发布时间：2018-04-24 02:10

本文选题：传感器 + 壬基酚　；参考：《华中科技大学》2012年硕士论文

【摘要】：社会快速进步、工业生产迅猛发展的同时，也给人类的生活带来了越来越多的负面影响。近年来，化学污染问题日趋严重，各大环境问题也被频频曝光。壬基酚（NP）作为公认的环境内分泌干扰物（EEDs），其危害已经引起全世界的广泛关注。壬基酚一旦被排入环境当中，便会长时间存在，并通过生物蓄积作用以及食物链作用将其危害传递、放大。因此建立壬基酚的分析方法对研究其生理作用及制定环境卫生标准都有着极其重要的意义。在众多的检测手段当中，电化学方法因其响应迅速、选择性好、灵敏度高、所需仪器价廉、操作简便、无需复杂的样品前处理过程等而倍受青睐。本论文致力于开发简单、灵敏的电化学传感器并将其应用于水环境和食品相关方面的壬基酚的检测。本论文主要包括以下两方面内容：第一部分：壬基酚在多壁碳纳米管-双十六烷基磷酸复合膜修饰电极上的电化学行为及其测定本部分利用多壁碳纳米管（MWNTs）与双十六烷基磷酸（DHP）混合形成复合膜，覆盖于玻碳电极（GCE）表面来制备直接检测NP的电化学传感器。经过酸处理的MWNTs表面带有负电荷，容易发生团聚，使其表面的活性位点被覆盖掉。DHP分子结构中带有一个亲水性基团和一对疏水性基团（C-H链），其表面亦带有负电荷。当DHP与MWNTs混合后，会对MWNTs起到分散作用，使MWNTs表面因团聚覆盖掉的活性位点暴露出来，增强NP在修饰电极表面的电化学响应。通过条件优化，该传感器对NP响应的线性范围在2.0×10~(-6)mol/L～2.6×10~(-5)mol/L，检测限达6.0×10~(-7)mol/L，应用于环境水质样品中NP的测定，其结果与高效液相色谱法（HPLC）所得结果一致。
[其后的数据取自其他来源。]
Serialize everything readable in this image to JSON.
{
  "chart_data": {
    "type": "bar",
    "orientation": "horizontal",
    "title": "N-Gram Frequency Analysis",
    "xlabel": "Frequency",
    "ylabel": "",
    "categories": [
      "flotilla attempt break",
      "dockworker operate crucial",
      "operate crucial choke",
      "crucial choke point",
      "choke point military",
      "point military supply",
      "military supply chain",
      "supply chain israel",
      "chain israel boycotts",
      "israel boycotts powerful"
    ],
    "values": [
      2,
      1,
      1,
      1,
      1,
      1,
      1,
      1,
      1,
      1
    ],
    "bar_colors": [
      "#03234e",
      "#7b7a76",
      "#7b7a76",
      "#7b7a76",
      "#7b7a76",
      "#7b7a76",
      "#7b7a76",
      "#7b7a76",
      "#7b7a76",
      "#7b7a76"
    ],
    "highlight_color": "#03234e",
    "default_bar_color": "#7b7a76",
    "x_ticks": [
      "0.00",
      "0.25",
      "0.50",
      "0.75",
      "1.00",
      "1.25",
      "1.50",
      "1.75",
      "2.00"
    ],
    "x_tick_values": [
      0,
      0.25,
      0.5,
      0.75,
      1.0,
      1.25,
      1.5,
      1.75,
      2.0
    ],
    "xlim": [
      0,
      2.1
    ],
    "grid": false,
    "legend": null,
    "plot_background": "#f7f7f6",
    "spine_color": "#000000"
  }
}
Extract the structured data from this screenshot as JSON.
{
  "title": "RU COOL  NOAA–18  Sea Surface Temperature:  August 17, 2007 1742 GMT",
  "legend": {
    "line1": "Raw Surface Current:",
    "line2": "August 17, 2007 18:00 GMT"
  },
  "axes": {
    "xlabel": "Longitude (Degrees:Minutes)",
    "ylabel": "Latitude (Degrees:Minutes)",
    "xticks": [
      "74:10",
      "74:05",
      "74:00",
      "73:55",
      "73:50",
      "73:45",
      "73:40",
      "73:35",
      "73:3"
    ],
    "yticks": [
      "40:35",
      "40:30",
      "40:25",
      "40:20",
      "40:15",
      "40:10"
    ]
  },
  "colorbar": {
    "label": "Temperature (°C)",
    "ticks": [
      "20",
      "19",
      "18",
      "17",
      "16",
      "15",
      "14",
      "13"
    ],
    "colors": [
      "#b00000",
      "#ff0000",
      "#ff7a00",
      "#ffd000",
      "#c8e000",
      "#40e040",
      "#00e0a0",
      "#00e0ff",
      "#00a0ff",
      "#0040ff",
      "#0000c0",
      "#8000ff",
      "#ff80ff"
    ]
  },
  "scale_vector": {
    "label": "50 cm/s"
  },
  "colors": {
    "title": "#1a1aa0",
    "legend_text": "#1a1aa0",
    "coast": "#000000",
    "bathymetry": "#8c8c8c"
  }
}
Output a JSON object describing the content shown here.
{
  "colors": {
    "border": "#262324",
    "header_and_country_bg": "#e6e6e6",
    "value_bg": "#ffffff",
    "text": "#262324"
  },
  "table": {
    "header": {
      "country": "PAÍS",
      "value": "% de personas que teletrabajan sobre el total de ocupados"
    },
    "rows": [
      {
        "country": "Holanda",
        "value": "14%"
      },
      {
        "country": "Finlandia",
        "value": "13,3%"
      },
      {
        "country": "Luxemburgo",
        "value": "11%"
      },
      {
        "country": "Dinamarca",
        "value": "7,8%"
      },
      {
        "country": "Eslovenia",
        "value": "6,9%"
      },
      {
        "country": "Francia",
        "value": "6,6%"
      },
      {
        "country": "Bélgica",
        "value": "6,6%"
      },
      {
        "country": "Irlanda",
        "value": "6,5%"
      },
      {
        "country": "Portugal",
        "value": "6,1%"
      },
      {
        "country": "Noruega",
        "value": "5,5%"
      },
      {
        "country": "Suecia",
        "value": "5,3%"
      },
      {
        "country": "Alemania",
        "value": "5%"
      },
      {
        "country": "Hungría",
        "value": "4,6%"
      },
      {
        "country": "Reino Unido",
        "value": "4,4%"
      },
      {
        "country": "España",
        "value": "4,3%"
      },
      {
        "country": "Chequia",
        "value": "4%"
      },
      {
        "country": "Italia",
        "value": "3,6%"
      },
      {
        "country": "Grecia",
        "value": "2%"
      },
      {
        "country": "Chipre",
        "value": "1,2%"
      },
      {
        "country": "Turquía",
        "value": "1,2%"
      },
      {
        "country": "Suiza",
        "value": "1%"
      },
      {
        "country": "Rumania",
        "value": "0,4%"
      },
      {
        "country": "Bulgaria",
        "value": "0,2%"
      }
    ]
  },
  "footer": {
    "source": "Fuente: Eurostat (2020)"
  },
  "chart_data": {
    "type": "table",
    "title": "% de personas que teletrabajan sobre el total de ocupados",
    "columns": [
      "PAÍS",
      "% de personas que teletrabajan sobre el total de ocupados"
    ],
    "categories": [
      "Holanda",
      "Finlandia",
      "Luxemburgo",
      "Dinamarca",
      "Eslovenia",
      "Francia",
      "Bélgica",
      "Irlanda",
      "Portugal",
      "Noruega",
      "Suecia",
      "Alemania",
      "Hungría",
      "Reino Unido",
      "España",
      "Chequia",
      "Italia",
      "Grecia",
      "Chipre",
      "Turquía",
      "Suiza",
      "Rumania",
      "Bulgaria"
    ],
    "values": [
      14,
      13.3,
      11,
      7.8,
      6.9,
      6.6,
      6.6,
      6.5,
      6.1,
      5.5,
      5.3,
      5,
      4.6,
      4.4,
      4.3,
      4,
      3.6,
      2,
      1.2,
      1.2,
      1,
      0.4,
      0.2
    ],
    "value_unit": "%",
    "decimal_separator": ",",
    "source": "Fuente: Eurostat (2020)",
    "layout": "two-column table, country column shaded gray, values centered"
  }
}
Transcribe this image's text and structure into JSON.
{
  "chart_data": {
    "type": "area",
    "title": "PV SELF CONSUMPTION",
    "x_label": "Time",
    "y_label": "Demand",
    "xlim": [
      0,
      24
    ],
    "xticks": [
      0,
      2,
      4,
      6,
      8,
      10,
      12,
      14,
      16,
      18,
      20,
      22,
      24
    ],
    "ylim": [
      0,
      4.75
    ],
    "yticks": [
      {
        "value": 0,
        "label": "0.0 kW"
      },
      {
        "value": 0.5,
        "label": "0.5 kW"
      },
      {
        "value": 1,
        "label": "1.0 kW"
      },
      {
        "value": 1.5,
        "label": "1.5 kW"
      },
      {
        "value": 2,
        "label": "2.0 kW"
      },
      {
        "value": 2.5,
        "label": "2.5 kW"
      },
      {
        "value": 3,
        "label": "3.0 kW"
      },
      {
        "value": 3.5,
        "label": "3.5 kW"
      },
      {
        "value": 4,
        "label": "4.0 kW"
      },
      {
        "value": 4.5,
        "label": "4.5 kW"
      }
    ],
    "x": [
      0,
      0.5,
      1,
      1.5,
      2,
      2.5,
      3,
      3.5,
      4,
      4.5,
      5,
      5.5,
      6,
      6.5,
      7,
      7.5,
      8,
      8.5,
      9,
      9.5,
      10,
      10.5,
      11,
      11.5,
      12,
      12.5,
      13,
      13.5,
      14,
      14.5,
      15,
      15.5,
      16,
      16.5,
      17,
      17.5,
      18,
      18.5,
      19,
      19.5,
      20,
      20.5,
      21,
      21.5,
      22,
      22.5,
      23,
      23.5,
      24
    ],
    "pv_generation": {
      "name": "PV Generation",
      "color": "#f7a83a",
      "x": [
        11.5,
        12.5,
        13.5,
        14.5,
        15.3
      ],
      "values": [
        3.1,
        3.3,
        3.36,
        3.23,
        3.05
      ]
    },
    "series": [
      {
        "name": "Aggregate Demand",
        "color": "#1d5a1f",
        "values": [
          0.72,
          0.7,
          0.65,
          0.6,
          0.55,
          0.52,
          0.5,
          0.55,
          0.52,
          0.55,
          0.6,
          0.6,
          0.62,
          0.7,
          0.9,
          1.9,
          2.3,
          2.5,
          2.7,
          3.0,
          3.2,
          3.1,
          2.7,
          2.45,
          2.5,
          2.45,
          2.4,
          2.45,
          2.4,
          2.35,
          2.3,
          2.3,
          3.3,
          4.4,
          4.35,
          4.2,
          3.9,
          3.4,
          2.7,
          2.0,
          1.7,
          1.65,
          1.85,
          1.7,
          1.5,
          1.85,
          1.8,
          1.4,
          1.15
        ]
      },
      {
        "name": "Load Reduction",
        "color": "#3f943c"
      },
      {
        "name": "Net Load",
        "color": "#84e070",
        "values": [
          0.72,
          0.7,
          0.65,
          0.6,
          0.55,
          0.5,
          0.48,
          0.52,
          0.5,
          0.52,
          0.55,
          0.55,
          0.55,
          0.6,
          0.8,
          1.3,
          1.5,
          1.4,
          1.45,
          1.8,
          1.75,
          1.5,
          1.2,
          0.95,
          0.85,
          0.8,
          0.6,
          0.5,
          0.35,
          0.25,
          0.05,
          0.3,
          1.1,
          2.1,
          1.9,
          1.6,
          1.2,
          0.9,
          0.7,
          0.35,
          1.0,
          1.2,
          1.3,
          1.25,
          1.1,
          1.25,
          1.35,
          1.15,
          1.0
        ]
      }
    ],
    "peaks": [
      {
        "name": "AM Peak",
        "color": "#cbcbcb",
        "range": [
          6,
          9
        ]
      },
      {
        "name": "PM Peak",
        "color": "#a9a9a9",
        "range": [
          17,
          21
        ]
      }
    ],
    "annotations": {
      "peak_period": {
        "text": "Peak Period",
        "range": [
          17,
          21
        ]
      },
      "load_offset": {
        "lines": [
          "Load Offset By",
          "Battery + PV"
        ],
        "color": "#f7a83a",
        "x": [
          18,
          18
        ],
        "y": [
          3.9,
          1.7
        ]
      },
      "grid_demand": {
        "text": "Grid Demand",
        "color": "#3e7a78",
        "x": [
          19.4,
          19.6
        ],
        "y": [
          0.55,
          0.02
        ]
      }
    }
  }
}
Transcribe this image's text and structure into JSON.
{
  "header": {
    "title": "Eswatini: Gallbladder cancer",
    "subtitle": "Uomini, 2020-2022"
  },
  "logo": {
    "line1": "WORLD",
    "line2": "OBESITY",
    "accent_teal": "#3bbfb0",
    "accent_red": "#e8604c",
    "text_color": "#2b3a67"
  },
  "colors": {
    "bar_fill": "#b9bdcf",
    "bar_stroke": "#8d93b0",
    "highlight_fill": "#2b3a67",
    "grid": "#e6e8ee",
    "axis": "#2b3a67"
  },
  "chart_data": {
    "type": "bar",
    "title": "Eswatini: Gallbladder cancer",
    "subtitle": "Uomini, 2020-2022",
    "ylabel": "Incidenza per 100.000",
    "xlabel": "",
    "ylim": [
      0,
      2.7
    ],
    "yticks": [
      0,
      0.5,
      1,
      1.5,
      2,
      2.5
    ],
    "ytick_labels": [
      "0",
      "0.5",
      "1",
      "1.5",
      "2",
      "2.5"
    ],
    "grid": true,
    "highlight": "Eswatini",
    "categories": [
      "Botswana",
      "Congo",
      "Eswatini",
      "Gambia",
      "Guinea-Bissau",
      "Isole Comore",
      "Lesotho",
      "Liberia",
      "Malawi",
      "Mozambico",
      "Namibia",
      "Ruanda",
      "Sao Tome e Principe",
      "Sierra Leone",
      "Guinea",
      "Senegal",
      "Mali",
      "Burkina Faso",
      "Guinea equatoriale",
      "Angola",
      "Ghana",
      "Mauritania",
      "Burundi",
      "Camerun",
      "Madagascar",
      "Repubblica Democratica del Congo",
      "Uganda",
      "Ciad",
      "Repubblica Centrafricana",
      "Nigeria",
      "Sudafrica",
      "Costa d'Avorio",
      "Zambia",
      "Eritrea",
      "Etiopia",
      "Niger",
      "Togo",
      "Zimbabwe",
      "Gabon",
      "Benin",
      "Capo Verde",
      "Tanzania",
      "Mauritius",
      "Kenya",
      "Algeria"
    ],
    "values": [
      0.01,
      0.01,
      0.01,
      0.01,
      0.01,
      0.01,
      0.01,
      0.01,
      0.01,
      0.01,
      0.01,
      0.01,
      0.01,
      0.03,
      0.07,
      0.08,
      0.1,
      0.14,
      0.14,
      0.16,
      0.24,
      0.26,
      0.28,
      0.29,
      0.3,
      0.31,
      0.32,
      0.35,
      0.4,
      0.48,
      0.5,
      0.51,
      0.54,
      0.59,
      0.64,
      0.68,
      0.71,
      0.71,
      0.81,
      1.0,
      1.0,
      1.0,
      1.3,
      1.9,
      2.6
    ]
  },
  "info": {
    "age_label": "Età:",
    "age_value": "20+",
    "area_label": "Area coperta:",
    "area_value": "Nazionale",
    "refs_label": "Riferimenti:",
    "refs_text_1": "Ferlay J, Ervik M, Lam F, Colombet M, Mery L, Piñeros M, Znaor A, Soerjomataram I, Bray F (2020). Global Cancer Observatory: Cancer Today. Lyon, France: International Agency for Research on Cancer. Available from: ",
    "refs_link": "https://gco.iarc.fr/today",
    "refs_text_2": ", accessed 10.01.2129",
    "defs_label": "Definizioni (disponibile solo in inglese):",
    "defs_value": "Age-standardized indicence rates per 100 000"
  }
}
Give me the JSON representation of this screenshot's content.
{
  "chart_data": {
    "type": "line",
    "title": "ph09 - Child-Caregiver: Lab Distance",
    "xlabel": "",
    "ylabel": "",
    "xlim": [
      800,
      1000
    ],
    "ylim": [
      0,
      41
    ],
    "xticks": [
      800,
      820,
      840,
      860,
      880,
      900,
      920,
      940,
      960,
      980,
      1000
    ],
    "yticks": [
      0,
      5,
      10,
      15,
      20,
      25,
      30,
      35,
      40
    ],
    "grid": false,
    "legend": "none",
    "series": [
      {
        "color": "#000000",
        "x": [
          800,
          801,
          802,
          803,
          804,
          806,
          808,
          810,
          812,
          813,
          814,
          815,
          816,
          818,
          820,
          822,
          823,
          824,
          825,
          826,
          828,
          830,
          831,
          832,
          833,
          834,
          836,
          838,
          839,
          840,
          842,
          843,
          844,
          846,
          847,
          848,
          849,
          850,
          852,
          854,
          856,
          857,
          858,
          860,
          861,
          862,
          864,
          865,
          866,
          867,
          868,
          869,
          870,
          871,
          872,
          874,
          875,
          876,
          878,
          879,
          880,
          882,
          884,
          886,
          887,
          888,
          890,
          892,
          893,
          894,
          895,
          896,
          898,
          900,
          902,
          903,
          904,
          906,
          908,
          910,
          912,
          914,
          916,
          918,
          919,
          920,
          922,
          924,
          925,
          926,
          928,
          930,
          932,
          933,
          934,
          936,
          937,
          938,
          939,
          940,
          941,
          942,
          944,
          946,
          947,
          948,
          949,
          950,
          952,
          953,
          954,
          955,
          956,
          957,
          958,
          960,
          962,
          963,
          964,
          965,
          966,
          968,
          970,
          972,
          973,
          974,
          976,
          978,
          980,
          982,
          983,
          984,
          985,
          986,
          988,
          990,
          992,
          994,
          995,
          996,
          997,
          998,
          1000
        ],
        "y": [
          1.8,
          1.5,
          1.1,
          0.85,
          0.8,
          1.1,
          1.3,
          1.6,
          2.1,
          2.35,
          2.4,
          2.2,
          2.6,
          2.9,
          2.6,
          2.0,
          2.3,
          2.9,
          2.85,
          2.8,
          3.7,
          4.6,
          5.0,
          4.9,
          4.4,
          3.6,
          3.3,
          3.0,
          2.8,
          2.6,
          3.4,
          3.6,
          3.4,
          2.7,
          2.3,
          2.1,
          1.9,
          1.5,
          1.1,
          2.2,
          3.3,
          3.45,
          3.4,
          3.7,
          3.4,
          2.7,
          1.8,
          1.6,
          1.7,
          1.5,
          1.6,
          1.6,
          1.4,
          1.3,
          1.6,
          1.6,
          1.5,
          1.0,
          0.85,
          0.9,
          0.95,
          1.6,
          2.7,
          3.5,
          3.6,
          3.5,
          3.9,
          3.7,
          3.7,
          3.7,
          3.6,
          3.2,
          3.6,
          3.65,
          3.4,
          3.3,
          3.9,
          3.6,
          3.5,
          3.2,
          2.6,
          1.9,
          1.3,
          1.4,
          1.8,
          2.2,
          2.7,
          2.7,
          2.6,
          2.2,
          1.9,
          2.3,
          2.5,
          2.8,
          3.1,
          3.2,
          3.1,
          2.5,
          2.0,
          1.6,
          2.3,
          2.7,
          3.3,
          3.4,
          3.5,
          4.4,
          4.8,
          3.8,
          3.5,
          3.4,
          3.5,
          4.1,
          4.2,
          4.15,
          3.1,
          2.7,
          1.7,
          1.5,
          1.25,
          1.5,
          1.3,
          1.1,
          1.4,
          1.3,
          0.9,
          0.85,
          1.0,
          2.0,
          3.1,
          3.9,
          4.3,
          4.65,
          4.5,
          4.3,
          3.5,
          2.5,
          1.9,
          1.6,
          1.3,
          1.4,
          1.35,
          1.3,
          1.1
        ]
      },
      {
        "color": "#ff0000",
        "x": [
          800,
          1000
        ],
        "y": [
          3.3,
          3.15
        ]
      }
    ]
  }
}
第二部分：基于十六烷基三甲基溴化铵修饰碳糊电极的壬基酚电化学传感器本部分利用阳离子表面活性剂十六烷基三甲基溴化铵（CTAB）在碳糊电极表面吸附形成CTAB单分子层来制备电化学传感器，增强壬基酚的电化学响应。将石墨粉与粘合剂石蜡油混合制备成碳糊（CP），石蜡油是疏水性粘合剂，，一般对溶液中亲水性物质富集效果较差。通过CTAB长链与碳糊中石蜡油的疏水作用，CTAB在电极表面形成稳定的单分子层。CTAB的疏水特性不但可以改变电极/溶液界面的电化学性能，而且可以增强NP在电极表面的吸附性。实验采用了搅拌的方法进一步增加电极对壬基酚的富集速率，大大缩短了检测时间。在最佳的实验条件下，该电化学传感器对壬基酚有良好的响应，其线性范围在1.0×10-7mol/L～2.5×10~(-5)mol/L，检测限达1.0×10~(-8)mol/L。除了具有令人满意的重现性和稳定性之外，该方法成功的应用于聚氯乙烯（PVC）样品的分析，结果与HPLC法相吻合。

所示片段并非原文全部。